Could a Foreign Investor Use GATS Disciplines in a BIT Claim?

Trade and Investment Policy Paper #5

Could a Foreign Investor Use GATS Disciplines in a BIT Claim?

Working Paper on GATS Negotiations on Domestic Regulation

Emily Sweeney-Samuelson and Solomon Ebere, Harrison Institute for Public Law
 
Summary

The World Trade Organization is negotiating “disciplines” on domestic regulation that could be more powerful than negotiators realize.  They could transform the GATS, the General Agreement on Trade in Services, into the first trade agreement that foreign investors enforce through claims against governments for hundreds of millions of dollars.  If so, the magnitude of disputes could change the course of development for a small state or a vulnerable economy.

Many WTO-member nations already have bilateral investment treaties (BITs) with each other, so the same service suppliers affected by the proposed disciplines are also protected as foreign investors under the BIT.  Foreign investors can bring claims directly against governments under BITs, but not under WTO agreements.  The number of new BITs has grown dramatically in the last two decades, as have investor claims against nation states.  This paper explores the possibility that if the WTO adopts the proposed disciplines, investors may be able to use them in their BIT claims to win monetary damages from governments. 

Many of the proposed GATS disciplines are analogous to investor protections under BITs as interpreted by arbitration tribunals.  Disciplines in the current draft that could strengthen an investor’s BIT claim include requirements that domestic regulations must be pre-established, based on objective and transparent criteria, and relevant to the supply of the services to which they apply.  These proposed disciplines are ambiguous, with a likely meaning that would significantly depart from the practice of most nations.  Investors could incorporate new disciplines into a BIT claim using one of several approaches.
1. Directly incorporating a WTO obligation.  The first three approaches would directly incorporate GATS disciplines for purposes of seeking monetary compensation through BIT arbitration.  We see three types of BIT clauses that foreign investors might be able to use:
    a. A more-favorable-treatment (MFT) clause, which typically incorporates treatment under domestic or international law that is “more favourable” than the BIT.
    b. An umbrella clause, which typically incorporates “any obligation” with regard to investments.
    c. A most favored nation (MFN) clause, which assures treatment no less favorable than that provided to a third-party investor (assuming that the host country is a GATS member).  Even if an investor cannot use an MFN clause to enforce GATS disciplines directly, investors have used the clause to reach a broadly worded umbrella clause in another BIT of the same country.
2. Interpreting a BIT obligation.  This approach would use GATS disciplines indirectly as evidence to support the investor’s interpretation of a BIT standard of treatment.  Investors have used WTO rules and decisions to interpret BIT obligations under National Treatment.  Investors might also be able to use GATS disciplines as evidence to support their interpretation of the minimum standard of treatment (MST) under a BIT, including fair and equitable treatment.

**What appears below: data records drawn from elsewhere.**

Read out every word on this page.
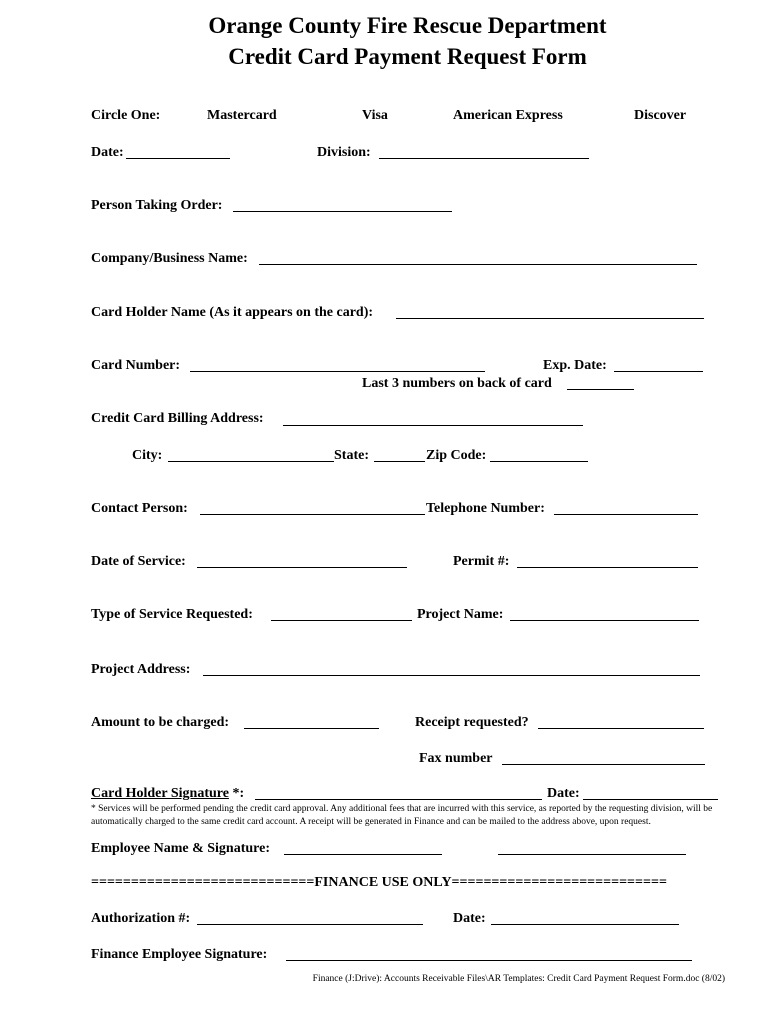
Orange County Fire Rescue Department
Credit Card Payment Request Form
Circle One:	Mastercard	Visa	American Express	Discover
Date:	Division:
Person Taking Order:
Company/Business Name:
Card Holder Name (As it appears on the card):
Card Number:	Exp. Date:
Last 3 numbers on back of card
Credit Card Billing Address:
City:	State:	Zip Code:
Contact Person:	Telephone Number:
Date of Service:	Permit #:
Type of Service Requested:	Project Name:
Project Address:
Amount to be charged:	Receipt requested?
Fax number
Card Holder Signature *:	Date:
* Services will be performed pending the credit card approval. Any additional fees that are incurred with this service, as reported by the requesting division, will be automatically charged to the same credit card account. A receipt will be generated in Finance and can be mailed to the address above, upon request.
Employee Name & Signature:
============================FINANCE USE ONLY===========================
Authorization #:	Date:
Finance Employee Signature:
Finance (J:Drive): Accounts Receivable Files\AR Templates: Credit Card Payment Request Form.doc (8/02)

This paper analyzes the first three direct approaches, which appear with a wide variety of language.  Some apply only to specific investors, and some have explicit exceptions for international agreements.  Many, however, are open-ended in their wording.  Investors could claim that when a government breaches a GATS discipline, it also breaches the BIT’s more-favorable-treatment, umbrella, or MFN clause, and this would allow the investors to strengthen a claim for monetary damages.

Only a subset of the 2,600 BITs contain clauses that are open enough in their wording to allow incorporation of the GATS disciplines by arbitrators.  But if they do, MFN treatment would make them available to investors from most BIT countries.  Negotiators should analyze this BIT risk and consider their options to clarify or avoid the most far-reaching interpretations of the proposed disciplines.